If you’ve heard about Bridgerton, or if you’ve already seen it, then there is a good chance that you were impressed by the amount of sexuality displayed in the show. I have to admit that it was too much for my taste, but it was definitely some high-quality content. By that I mean that all intimate scenes were very sincere and realistic. I thought that Daphne’s journey to discover her own sexuality thanks to Simon was very interesting and well-developed. Of course, it wasn’t easy for the actors to portray this level of intimacy on screen. That’s why Bridgerton’s producers, Shonda Rhymes, Chris Van Dusen, and Sarah Dollard, hired an intimacy coordinator, Lizzy Talbot, in order to help the actors at a psychological, as well as physical, level. As a matter of fact, all sex scenes were fully choreographed, just as they did for fight scenes. I was also very impressed by the way that the actors were able to create sexual tension especially at the beginning, when they hadn’t declared their love for each other yet.
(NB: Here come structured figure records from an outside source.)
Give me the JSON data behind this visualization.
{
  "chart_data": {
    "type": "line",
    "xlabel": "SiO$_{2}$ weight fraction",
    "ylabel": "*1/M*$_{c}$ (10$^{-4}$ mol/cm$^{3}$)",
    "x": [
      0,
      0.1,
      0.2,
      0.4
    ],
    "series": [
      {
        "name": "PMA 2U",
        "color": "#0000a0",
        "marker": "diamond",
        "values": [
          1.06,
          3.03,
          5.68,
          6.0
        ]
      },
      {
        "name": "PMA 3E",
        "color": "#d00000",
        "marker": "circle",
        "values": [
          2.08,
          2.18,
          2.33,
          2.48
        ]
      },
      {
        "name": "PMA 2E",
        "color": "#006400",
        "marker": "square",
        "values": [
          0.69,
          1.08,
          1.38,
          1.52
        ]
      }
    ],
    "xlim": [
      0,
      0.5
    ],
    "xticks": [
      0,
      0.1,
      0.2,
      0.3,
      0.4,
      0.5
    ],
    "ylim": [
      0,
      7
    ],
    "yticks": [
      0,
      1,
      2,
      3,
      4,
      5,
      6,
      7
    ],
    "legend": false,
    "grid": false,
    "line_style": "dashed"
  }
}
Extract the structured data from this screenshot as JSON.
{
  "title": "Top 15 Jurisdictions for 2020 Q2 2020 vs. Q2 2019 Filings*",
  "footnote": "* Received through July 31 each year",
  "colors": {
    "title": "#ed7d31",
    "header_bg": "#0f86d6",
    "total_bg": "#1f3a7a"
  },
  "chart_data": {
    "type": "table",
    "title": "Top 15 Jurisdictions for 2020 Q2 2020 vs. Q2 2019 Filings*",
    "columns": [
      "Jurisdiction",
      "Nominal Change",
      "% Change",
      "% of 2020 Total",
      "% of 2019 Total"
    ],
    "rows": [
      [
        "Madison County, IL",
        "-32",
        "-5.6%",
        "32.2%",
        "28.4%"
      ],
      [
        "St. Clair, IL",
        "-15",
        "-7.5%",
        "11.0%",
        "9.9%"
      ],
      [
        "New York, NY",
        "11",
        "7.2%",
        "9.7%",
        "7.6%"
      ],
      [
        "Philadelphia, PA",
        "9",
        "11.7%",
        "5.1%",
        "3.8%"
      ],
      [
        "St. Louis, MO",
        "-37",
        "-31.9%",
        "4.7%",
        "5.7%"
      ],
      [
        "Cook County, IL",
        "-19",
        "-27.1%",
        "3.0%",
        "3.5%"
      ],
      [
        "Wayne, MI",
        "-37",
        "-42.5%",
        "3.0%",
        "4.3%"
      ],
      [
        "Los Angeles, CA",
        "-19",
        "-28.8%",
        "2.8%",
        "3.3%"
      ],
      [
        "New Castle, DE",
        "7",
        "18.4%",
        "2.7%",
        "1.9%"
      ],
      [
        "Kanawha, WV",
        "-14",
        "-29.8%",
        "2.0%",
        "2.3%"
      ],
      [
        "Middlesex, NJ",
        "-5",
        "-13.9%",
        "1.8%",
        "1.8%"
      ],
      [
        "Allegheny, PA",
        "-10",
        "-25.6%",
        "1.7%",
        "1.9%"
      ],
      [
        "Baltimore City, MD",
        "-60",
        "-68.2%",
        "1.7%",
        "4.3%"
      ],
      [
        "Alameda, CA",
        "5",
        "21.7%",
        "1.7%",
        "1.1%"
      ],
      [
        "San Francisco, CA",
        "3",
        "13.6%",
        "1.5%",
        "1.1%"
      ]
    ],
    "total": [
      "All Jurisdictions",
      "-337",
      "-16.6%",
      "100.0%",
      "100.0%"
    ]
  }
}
This sexual tension was the show’s greatest asset. However, it becomes frivolous throughout the later episodes. 

Flaws of the Show (Beware of spoilers!) 

Unfortunately—and here is a spoiler alert—after the marriage between Daphne and Simon takes place, the whole show seems to have a downfall, leading to an anti-climactic ending. I am referring to the reveal of Lady Whistledown’s true identity, which seemed to happen out of nowhere in a very flat way. I don’t understand this choice, considering that we already know that more seasons of Bridgerton are going to come out. The writer of the show, Chris Van Dusen, could have easily kept this detail a secret to make the audience eager to know what is going to happen next.  

However, the exposé of Lady Whistledown is not my biggest issue with the ending. I am more concerned about the fact that the show seems to support behavior that is simply unacceptable. I am referring to the very well-known rape scene, performed by Daphne on Simon, after her discovery that Simon could physically have children but didn’t want to have them. Everything is wrong with what happened in that scene, but the worst thing is that the act is never acknowledged as rape in the show, as if it is acceptable for a woman to sexually assault a man. Moreover, I can’t get over the fact that, in the end, Daphne gets what she wanted from the beginning— a child. This kind of resolution supports a kind of relationship in which one partner (Simon, the victim) must give up something to make the other happy (Daphne, the perpetrator). Instead, I would have loved to have seen Daphne and Simon find a compromise and still be happy without necessarily the presence of a child. 

Despite its flaws, Bridgerton is still an enjoyable show to watch. It is entertaining and not too long to be time consuming. Is it the best show on Netflix? Probably not. Am I going to watch the upcoming season? We’ll see about that. For what it’s worth, I don’t regret watching Bridgerton, but it won’t end up in my top list.